MicroRNA-33 (miR-33) plays a critical role in the regulation of autophagy and inflammatory responses. In this study, C. idella kidney (CIK) cells were transfected with a miR-33 mimic or inhibitor and Atg5 was overexpressed or silenced to elucidate the regulatory mechanism of miR-33. Our findings revealed that the miR-33 mimic significantly decreased the expression of LC3B (a marker of autophagy activation), and the level of autophagy-related genes (Beclin-1, Atg5 and LC3-1) was also significantly downregulated (p < 0.05). Additionally, the miR-33 mimic promoted the secretion of proinflammatory factors, including TNF-alpha, IL-6, IL-12 and IL-1 beta (p < 0.05). In contrast, the miR-33 inhibitor significantly enhanced LC3B protein expression and increased the relative expression of Beclin-1 and Atg5 (p < 0.05). The secretion of proinflammatory factors (TNF-alpha, IL-6 and IL-12) was significantly reduced (p < 0.05). These results suggested that inhibition of miR-33 could induce the initiation of autophagy and attenuate the inflammatory response in CIK cells. Furthermore, we identified Atg5 as a direct target gene of miR-33. Overexpression of Atg5 significantly upregulated the levels of Beclin-1, Atg5, Atg4C and LC3-1, along with a reduction in the secretion of proinflammatory factors (TNF-alpha, IL-12 and IL-1 beta). Besides, the activities of superoxide dismutase (SOD) and catalase (CAT) were significantly increased (p < 0.05). Conversely, interference with Atg5 expression caused significant downregulation in the expression levels of Beclin-1, Atg5, Atg12, Atg4C and LC3-1, resulting in increased secretion of TNF-alpha, IL-12 and IL-1 beta and decreased activity of acid phosphatase (ACP) and SOD (p < 0.05).

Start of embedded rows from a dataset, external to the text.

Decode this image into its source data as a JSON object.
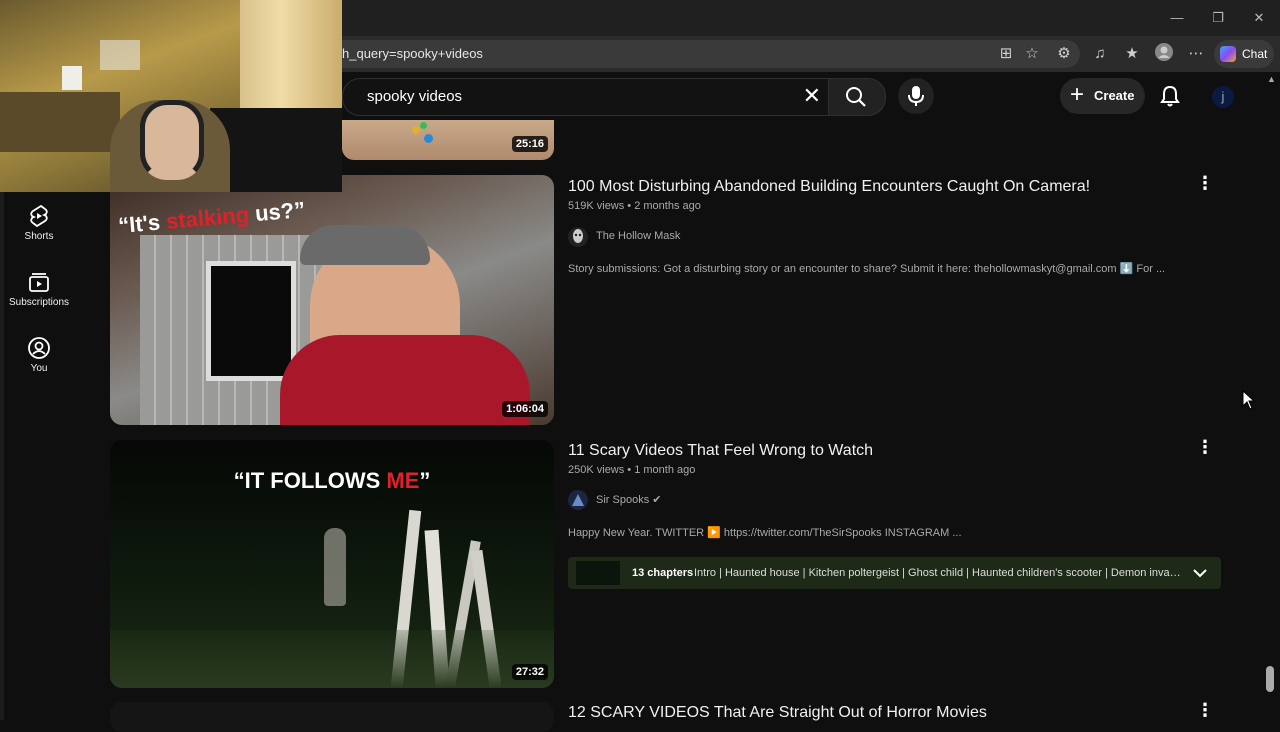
{
  "browser": {
    "url": "h_query=spooky+videos",
    "chat_label": "Chat",
    "window_controls": [
      "—",
      "❐",
      "✕"
    ]
  },
  "header": {
    "search_value": "spooky videos",
    "create_label": "Create",
    "avatar_letter": "j"
  },
  "sidebar": {
    "items": [
      {
        "label": "Shorts",
        "icon": "shorts-icon"
      },
      {
        "label": "Subscriptions",
        "icon": "subscriptions-icon"
      },
      {
        "label": "You",
        "icon": "you-icon"
      }
    ]
  },
  "results": [
    {
      "duration": "25:16"
    },
    {
      "title": "100 Most Disturbing Abandoned Building Encounters Caught On Camera!",
      "meta": "519K views • 2 months ago",
      "channel": "The Hollow Mask",
      "description": "Story submissions: Got a disturbing story or an encounter to share? Submit it here: thehollowmaskyt@gmail.com ⬇️ For ...",
      "duration": "1:06:04",
      "thumb_caption_a": "“It's ",
      "thumb_caption_b": "stalking",
      "thumb_caption_c": " us?”"
    },
    {
      "title": "11 Scary Videos That Feel Wrong to Watch",
      "meta": "250K views • 1 month ago",
      "channel": "Sir Spooks",
      "description": "Happy New Year. TWITTER ▶️ https://twitter.com/TheSirSpooks INSTAGRAM ...",
      "duration": "27:32",
      "thumb_caption_a": "“IT FOLLOWS ",
      "thumb_caption_b": "ME",
      "thumb_caption_c": "”",
      "chapters_count": "13 chapters",
      "chapters_list": "Intro | Haunted house | Kitchen poltergeist | Ghost child | Haunted children's scooter | Demon invades..."
    },
    {
      "title": "12 SCARY VIDEOS That Are Straight Out of Horror Movies"
    }
  ],
  "colors": {
    "accent_red": "#e0202a",
    "background": "#0f0f0f"
  }
}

Taken together, these results suggested that inhibition of miR-33 expression could promote the initiation of autophagy and attenuate the inflammation in CIK cells through targeting Atg5. This study not only enhances the understanding of the mechanism by which miR-33 regulates autophagy and inflammation in fish but also provides a theoretical foundation and novel insights to improve disease management in the fish aquaculture industry.